Detecting Equivalent Mutants through Fuzzing
Description
Software testing is the long-running phase of the software lifecycle. Almost 50% of the efforts and costs of software development are spent on testing. Mutation testing is one of the most studied approaches to measuring the quality of tests. Unfortunately, mutation testing is still not widely accepted at the industrial level due to its computational cost i.e., the enormous number of mutants and required efforts. Mutation score is the key metric that is used to gauge the quality of test suites. Equivalent mutants create a serious noise in the mutation score and also increase the computational overhead. As the program equivalence is an undecidable problem, therefore, complete automation of the equivalent mutant identification doesn't exist. It consumes a lot of effort to separate the equivalent and non-equivalent from the live mutants. Even though different approaches are proposed to sense the equivalent mutants but still detection of equivalent mutants is an open challenge.

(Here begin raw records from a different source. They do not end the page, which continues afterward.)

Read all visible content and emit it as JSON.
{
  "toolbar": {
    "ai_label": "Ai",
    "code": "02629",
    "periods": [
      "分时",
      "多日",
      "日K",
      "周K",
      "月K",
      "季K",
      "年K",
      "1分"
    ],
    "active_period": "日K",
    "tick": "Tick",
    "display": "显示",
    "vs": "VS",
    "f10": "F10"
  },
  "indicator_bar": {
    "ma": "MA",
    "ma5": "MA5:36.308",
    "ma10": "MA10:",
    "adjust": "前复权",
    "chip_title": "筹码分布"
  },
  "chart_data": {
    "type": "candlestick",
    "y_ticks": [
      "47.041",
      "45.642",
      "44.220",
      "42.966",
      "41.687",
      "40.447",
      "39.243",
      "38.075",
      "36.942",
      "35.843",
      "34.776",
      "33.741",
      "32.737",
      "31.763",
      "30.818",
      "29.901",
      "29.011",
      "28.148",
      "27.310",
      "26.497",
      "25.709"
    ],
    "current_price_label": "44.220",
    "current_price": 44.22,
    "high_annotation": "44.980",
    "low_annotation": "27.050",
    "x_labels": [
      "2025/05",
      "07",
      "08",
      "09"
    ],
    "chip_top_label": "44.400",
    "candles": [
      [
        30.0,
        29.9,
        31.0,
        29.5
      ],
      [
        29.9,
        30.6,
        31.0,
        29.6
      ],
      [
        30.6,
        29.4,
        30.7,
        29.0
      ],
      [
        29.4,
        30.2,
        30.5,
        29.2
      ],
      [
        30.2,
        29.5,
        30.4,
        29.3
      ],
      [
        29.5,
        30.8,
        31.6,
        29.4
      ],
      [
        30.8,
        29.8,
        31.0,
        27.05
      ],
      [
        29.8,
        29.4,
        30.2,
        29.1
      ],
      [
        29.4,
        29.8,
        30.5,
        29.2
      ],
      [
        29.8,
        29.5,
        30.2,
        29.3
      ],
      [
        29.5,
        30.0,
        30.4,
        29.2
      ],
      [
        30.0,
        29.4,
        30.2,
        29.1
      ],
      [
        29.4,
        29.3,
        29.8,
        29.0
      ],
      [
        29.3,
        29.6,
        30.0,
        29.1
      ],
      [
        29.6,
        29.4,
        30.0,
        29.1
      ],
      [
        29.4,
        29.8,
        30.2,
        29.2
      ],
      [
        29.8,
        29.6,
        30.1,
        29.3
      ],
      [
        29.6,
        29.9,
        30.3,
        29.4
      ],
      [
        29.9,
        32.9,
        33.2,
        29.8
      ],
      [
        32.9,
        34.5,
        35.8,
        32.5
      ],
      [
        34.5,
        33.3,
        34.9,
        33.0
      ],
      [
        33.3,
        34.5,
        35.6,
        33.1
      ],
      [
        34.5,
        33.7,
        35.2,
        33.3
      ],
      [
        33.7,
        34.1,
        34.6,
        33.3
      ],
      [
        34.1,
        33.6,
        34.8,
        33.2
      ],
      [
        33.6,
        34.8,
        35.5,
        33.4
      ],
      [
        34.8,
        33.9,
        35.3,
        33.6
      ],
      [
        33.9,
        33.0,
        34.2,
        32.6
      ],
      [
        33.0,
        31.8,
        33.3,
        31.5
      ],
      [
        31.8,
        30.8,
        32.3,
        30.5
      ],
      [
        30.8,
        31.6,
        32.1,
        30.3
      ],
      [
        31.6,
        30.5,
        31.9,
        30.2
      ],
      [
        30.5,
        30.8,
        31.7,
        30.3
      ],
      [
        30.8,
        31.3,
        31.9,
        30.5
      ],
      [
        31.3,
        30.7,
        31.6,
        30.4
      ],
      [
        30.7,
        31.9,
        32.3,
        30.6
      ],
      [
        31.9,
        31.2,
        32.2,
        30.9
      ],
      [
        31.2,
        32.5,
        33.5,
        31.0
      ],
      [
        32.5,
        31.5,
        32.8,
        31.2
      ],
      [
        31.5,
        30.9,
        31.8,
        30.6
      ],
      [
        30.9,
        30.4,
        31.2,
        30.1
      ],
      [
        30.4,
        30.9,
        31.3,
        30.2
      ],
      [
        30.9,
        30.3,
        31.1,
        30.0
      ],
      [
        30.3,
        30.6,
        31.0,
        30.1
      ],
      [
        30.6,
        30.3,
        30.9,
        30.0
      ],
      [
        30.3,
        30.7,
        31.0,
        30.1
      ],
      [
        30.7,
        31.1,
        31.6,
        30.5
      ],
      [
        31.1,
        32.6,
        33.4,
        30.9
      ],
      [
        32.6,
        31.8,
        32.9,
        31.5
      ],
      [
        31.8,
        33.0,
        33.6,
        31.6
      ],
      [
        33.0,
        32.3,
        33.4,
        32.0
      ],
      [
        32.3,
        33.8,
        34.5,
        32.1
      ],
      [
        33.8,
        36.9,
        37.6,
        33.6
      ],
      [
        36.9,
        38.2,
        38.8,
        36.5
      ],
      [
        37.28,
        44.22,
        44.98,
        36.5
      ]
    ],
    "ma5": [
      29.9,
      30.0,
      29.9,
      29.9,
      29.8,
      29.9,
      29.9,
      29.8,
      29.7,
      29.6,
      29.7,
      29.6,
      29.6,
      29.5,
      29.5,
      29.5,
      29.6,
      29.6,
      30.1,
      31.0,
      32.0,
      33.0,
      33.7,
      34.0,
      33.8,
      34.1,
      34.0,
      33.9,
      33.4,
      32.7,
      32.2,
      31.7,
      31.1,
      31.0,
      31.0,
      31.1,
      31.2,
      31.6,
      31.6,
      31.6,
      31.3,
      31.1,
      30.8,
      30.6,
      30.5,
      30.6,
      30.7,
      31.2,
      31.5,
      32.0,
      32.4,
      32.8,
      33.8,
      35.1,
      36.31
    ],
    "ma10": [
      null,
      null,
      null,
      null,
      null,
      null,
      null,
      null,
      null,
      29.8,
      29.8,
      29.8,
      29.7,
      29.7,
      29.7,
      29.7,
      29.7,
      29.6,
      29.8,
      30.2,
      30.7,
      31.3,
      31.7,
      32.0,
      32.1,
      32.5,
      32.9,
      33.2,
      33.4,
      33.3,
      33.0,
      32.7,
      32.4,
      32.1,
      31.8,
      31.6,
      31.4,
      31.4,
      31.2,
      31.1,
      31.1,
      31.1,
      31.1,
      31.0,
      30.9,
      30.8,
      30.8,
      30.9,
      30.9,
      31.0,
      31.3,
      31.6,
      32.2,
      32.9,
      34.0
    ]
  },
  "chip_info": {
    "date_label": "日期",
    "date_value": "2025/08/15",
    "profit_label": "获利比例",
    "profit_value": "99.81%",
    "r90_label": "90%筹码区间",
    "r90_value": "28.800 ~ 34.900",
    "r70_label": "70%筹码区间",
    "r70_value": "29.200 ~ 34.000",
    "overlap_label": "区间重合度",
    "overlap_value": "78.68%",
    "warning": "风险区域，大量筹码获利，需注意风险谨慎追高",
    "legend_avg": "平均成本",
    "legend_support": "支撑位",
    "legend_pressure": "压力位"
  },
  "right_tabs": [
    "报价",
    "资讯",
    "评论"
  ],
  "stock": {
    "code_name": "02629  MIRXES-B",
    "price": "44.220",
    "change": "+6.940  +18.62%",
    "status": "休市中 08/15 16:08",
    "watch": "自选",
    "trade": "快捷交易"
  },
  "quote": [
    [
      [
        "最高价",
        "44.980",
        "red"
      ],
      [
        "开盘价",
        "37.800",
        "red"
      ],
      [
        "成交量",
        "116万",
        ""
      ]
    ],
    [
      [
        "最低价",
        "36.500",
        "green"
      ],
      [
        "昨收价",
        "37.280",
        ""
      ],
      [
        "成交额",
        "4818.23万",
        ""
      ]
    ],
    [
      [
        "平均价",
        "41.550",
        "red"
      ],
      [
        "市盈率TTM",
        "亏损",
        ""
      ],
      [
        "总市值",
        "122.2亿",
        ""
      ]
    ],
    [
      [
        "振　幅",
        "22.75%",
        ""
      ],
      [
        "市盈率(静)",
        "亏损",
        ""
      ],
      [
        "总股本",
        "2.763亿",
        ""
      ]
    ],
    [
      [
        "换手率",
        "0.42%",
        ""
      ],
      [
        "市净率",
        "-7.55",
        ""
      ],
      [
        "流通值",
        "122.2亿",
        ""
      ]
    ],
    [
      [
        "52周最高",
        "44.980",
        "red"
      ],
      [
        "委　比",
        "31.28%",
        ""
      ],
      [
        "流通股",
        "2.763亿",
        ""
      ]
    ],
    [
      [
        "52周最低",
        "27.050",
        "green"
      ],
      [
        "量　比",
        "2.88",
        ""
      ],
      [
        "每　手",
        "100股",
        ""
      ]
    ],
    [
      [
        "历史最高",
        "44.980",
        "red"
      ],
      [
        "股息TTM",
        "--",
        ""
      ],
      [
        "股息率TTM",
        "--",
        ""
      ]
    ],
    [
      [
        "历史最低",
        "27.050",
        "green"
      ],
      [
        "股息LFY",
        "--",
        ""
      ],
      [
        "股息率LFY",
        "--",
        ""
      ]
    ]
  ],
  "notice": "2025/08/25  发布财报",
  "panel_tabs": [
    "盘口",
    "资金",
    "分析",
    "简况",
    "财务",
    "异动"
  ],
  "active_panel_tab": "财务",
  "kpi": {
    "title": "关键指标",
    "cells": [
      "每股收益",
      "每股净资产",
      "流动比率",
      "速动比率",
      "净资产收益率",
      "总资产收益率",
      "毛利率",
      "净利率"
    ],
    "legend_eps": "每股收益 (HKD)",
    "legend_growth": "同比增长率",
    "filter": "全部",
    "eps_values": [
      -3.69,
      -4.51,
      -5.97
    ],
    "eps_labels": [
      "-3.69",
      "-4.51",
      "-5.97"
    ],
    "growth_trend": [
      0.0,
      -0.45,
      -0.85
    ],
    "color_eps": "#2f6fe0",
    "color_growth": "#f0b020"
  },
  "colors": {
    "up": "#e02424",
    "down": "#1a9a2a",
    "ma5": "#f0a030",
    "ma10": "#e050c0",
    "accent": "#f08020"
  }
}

Fuzzing is a testing technique where inputs are randomly generated and the program under test is executed against those inputs with the hope that it may produce some anomalous behavior. A key challenge in fuzzing is to determine the quality test oracle. In this study, we want to investigate the extent to which we can find the equivalent mutants by fuzzing the live mutants to get actual results and executing the original program against the same input for the expected output. We aim to compare the actual and expected values and observe the program's equivalency. If we do not notice any difference in outputs for the specified time then semantically that mutant can be equivalent to the original program. Otherwise, that particular input data can augment the test suite with the triggering values generated by the fuzzer.